How can a parasite survive without its source of food? You look at any of the really established, proven blogs like the Drudge Report or DailyKos or RealClearPolitics and you see a helluva lot of downstreaming. Literally, Matt Drudge writes maybe an article a day. (For good reason - he's a partisan hack.) Everything else on his site is a link to legitimate (most of the time) news sites.
But that's not to say that traditional outlets don't need to get their acts together. While the bloggers are just repurposing or linking to the regular media sites, it's important to note that bloggers and citizen journalism still do serve a purpose and help mold the agenda, just as broadcasters did in that medium's infancy. Terry Heaton, in his TV News in a Postmodern World, Part XXXVI, says it well.
"Broadcasting needs to return to its roots in order to have a successful future, and I'm not talking about the business basics. In its infancy, the industry was driven by an entrepreneurial spirit that brought us innovation after innovation and built a model that lasted for 50 years. But the business rules and concepts that carried the industry are exactly what's killing it today, and the only way out of that is to get back to that entrepreneurial spirit. Invite the right-brainers around you; get out the whiteboards and zero base your company."

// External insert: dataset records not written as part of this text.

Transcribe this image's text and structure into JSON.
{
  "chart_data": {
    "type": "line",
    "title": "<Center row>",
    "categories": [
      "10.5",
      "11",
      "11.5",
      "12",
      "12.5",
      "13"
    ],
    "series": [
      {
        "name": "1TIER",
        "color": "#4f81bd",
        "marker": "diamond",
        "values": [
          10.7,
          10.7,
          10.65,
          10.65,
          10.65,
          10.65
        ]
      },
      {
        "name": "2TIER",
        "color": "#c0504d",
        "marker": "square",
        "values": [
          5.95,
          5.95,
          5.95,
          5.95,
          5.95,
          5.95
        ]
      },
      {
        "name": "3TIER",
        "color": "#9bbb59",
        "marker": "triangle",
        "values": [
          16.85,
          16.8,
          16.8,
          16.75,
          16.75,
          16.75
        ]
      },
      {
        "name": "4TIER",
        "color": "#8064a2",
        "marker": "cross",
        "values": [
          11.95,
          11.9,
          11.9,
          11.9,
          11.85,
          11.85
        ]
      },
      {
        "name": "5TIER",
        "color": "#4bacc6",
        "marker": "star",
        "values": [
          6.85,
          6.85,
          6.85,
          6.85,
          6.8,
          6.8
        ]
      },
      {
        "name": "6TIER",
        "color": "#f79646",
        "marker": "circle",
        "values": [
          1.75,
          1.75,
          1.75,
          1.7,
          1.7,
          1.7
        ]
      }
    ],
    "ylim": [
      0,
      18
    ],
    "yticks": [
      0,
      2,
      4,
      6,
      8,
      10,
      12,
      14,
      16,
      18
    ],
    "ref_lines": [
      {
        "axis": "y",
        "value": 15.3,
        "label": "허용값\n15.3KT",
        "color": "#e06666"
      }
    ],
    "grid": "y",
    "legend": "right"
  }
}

While I don't think traditional media outlets are in danger of dying off, that may change. They need to let go of their dug-in ways and find a way to get that agenda-setting ability back from hack-jobs like Drudge.


Well I guess I don't have to write much on HIS paper this week.
Oy. Posts like this make me think that you're going to graduate j-school with a full-fledged set of prejudices to go along with your student loan debt.
It's very easy to set up straw men -- the NYT versus Gawker, CNN versus Drudge.
In national and major metro areas, bloggers largely do not compete with the media -- they comment on it and filter it for their readers. They're competing with the Op-Ed page of the paper, not A1. You're looking in the wrong place.
Those parasites you're talking about? They are the very news obsessives that subscribe to multiple papers and are the most likely subscribers to premium online services that will keep newspapers afloat. Time just hired blogger Andrew Sullivan -- because his readership is growing and theirs isn't. You might not like their politics, left or right, or their outspokenness -- but the clock's not going to be turned back to a time when readers remained meek, passive, and silent. "Readers should be seen on our circulation numbers and not heard" is a recipe for a newspaper bankruptcy.
It's suspiciously convenient that you're overlooking NewWest, or Talking Points Memo's Muckracking Fund, or Fishbowl DC -- because unlike the commentary blogs you choose for your apples to oranges comparison, those don't support your argument.
How many local newsblogs can you name without Googling? How many blogs by newspapers? How many newspapers host blogs for their readers, or have open online forums? If you can't answer these questions, you may be guilty of exactly what you're blaming your fellow bloggers for -- shooting your mouth off without doing your homework.